Dershowitz claims that the audio clip is based on a miscommunication.“I thought he said ‘monster.’ And I didn’t say yes, because I wouldn’t ever characterize anybody as a monster.” Dershowitz says that Barkai asked him the question multiple times, and only after Barkai added the explanatory phrase “someone who betrays his own people” did Dershowitz answer in the affirmative.

So he didn’t hear moser, he heard monster, but he didn’t mean monster, he meant moser, at least when it was explained to him by Barkai.

If one were generous, one might allow that Barkai did not explain the term fully, and that Dershowitz was embracing the term "traitor" but not in the sense of "traitor" as someone who should be put to death. That’s quite a parse: Liberal societies have historically preserved treason as one of the few — if not the only — capital crimes. Israel has formally executed only two men: One was mistakenly identified, in the chaos of the Independence War, as a traitor; the other was Adolf Eichmann.

Dershowitz seems a little over the map here — he wrote the radio station to retract the term "traitor", but in noting this to the Forward, reaffirms it:

“I wrote to the broadcaster, retracting my word ‘traitor,’” Dershowitz told the Forward. “But if you’re asking me deep in my heart and soul do I believe that the word fairly characterizes him, in light of the way he’s used his Jewishness, both as a shield and a sword? You know, if the shoe fits.”

In a comment below the article, Dershowitz claims the term would be understood differently in Israel than in the United States:

That is why I retracted the term “traitor,” which carries a somewhat different connotation in Israel than in the United States, even though I think its meaning suits him perfectly.

The difference, as far as I can tell, is that in the United States, treason is a capital offense, period, whereas in Israel, it is a capital offense only in "actual warfare."

Yosef Blau, a Yeshiva University spiritual counselor who went to Jewish day school with Dershowitz, isn’t buying his schoolmate’s claim that he had never heard the term:

"Moser was a term that was certainly used. He must have heard it as a child,” said Blau, who grew up with Dershowitz and attended religious elementary and high schools with him. “I don’t recall it coming up in the schools we went to, but it certainly was out there.”

Neither is Debra Delee, Americans for Peace Now‘s chairwoman:

Dershowitz now claims that he was not familiar with the word "moser," and that instead he thought he was agreeing with the characterization of Goldstone as a "monster." Similarly, his retraction of the word "traitor" left something to be desired.

I love that "similarly." Delee continues:

Dershowitz could have – and should have – aired substantive disagreements about the report that Judge Goldstone authored following the Gaza War.

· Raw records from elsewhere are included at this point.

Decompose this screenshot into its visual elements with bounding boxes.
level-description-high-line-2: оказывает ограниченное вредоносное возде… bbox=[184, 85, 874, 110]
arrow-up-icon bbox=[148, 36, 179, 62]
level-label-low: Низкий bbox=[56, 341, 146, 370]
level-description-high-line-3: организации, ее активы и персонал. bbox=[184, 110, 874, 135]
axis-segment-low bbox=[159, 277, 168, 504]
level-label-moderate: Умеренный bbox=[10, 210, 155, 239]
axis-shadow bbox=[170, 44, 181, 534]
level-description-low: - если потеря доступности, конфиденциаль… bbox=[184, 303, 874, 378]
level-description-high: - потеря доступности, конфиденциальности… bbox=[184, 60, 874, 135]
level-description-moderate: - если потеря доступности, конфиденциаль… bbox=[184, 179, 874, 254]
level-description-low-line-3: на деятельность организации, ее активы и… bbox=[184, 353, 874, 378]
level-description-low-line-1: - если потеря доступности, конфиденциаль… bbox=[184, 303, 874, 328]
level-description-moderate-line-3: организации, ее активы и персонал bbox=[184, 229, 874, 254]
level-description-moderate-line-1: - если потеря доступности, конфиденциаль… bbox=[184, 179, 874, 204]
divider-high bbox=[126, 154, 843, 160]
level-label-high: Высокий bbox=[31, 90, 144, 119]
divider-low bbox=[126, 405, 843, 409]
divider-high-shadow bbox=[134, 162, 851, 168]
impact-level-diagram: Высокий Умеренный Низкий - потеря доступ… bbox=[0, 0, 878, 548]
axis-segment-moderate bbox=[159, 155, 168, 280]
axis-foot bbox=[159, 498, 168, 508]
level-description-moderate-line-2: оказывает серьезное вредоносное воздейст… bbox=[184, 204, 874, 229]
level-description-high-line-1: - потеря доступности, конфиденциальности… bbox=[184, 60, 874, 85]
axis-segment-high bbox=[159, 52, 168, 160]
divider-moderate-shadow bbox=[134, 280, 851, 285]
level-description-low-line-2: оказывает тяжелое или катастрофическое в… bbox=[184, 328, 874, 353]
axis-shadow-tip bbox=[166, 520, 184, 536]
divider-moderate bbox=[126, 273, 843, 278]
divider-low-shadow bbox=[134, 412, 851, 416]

Instead he chose to demean, to insult, and to incite.

For his part, Dershowitz says in his comment in the Forward:

Rabbi Yosef Blau suggests that I might have learned the word moser in the Yeshiva we both attended, but he didn’t tell your reporter what a terrible Yeshiva student I was!

UPDATE: Dershowitz also sent a letter to JTA with his explanation, which has been posted to our new letters blog.